"The ability of the organizations to manage this tremendous volume of need and with their infrastructure -- they can only do just so much at any given time," Ken Berger, President and Executive Director of Charity Navigator said.
Some of the explanation for why groups are not spending more of their donations at the moment is intentional planning.
"There's a conscious effort to have a certain amount dedicated to the immediate and then a significant amount for the longer term," Berger said.
"This is common for large-scale disaster response efforts by reputable NGOs. For example, for the Asia tsunami response, World Vision spent approximately 40 percent of its response budget in the first year of its multi-year relief and recovery response," said Rachel E. L. Wolff, spokeswoman for World Vision.

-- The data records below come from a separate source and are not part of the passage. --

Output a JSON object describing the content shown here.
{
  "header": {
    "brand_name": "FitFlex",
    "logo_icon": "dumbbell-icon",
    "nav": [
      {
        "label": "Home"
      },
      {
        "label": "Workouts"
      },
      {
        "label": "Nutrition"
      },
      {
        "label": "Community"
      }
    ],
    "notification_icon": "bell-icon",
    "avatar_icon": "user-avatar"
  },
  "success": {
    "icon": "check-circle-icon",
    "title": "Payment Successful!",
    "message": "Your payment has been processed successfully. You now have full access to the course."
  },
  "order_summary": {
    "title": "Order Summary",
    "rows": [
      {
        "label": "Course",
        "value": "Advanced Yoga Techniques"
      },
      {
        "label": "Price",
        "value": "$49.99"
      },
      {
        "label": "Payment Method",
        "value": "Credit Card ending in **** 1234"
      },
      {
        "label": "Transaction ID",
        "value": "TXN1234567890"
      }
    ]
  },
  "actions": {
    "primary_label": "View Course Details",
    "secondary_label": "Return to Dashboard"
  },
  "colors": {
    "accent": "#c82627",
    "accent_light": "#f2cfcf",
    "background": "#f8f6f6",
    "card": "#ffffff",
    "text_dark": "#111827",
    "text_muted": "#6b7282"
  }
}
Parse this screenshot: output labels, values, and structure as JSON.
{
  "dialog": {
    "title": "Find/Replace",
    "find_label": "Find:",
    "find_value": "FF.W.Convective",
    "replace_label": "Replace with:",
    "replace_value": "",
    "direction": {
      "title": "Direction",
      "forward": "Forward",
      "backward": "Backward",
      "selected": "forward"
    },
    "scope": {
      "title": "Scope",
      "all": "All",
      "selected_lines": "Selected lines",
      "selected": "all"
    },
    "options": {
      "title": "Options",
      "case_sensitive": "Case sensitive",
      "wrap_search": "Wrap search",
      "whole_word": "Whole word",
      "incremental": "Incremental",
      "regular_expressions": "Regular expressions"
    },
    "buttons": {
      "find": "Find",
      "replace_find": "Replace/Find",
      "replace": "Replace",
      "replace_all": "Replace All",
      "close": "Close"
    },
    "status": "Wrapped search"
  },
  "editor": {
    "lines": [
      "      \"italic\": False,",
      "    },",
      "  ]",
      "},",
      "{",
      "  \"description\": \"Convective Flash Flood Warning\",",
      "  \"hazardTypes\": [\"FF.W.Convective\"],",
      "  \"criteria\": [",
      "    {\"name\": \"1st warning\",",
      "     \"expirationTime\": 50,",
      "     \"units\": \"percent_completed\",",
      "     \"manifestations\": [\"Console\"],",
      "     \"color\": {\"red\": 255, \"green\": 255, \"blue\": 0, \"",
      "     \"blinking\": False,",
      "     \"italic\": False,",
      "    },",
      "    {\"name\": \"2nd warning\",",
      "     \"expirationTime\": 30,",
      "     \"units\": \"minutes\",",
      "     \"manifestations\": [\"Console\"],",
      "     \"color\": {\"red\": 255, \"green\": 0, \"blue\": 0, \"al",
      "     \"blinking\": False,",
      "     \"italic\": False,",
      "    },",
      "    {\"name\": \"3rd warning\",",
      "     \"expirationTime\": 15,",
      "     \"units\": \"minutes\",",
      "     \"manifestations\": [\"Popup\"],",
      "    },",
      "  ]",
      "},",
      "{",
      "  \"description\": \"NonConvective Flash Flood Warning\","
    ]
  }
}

But there's more to it than that.
Organizations might be able to get more help to Haiti if there were better coordination, Berger said.
The U.S. government is coordinating its government money through U.S. Agency for International Development. The U.S. State Department says the United Nations is in charge of coordinating the global relief effort.
The United Nations has tapped former President Bill Clinton to coordinate its efforts. But when ABC News called Clinton's office, a spokesman said Clinton "is not operationally in command" of distributing aid in Haiti.
There are also political sensitivities involved. The Haitian government is ultimately in charge of its country, but the government was weak to begin with and further decimated by the earthquake.
The bottom line? A Red Cross relief worker in Haiti told ABC News no one is in charge. He said they are waiting for someone -- anyone -- to step up.
Holding back donation money has slowed down certain aspects of the aid effort.
Nine out of ten people who need shelter don't have a proper tent to sleep in, and the tropical rainy season is just a few weeks away.
"We need to have improved structures for everyone before the hurricane season," said Kristen Knutson of the United Nations Office for the Coordination of Humanitarian Affairs (OCHA).
According to OCHA, there are more than 1.2 million people living in so-called "spontaneous settlements," and nearly half a million who have fled Port-au-Prince, putting added stress on neighboring towns.
Because of all of the crowding, there is no room for showers and toilets. So far, there are only 900 latrines for 900,000 people who need them in Port-au-Prince.
There are some bright spots on the ground -- food distribution has picked up. Approximately, two million people are in need of food and 2.2 million have received a two-week supply. Still, many Haitians complain of shortages.
Clean water, according to OCHA, reaches nearly 800,000 people a day.
The delivery of relief supplies is also going more smoothly. Roads are open, the port is being repaired and the traffic coming into the airport is half of what it was two weeks ago.
The biggest concern now is that disease could overwhelm hospitals still packed with earthquake victims.
It is still a challenge to organize and distribute all of this aid in a disaster area the size of Yellowstone National Park. Everyone we spoke with said Americans should not be disheartened that some of their donations remain in some charity's holding docks.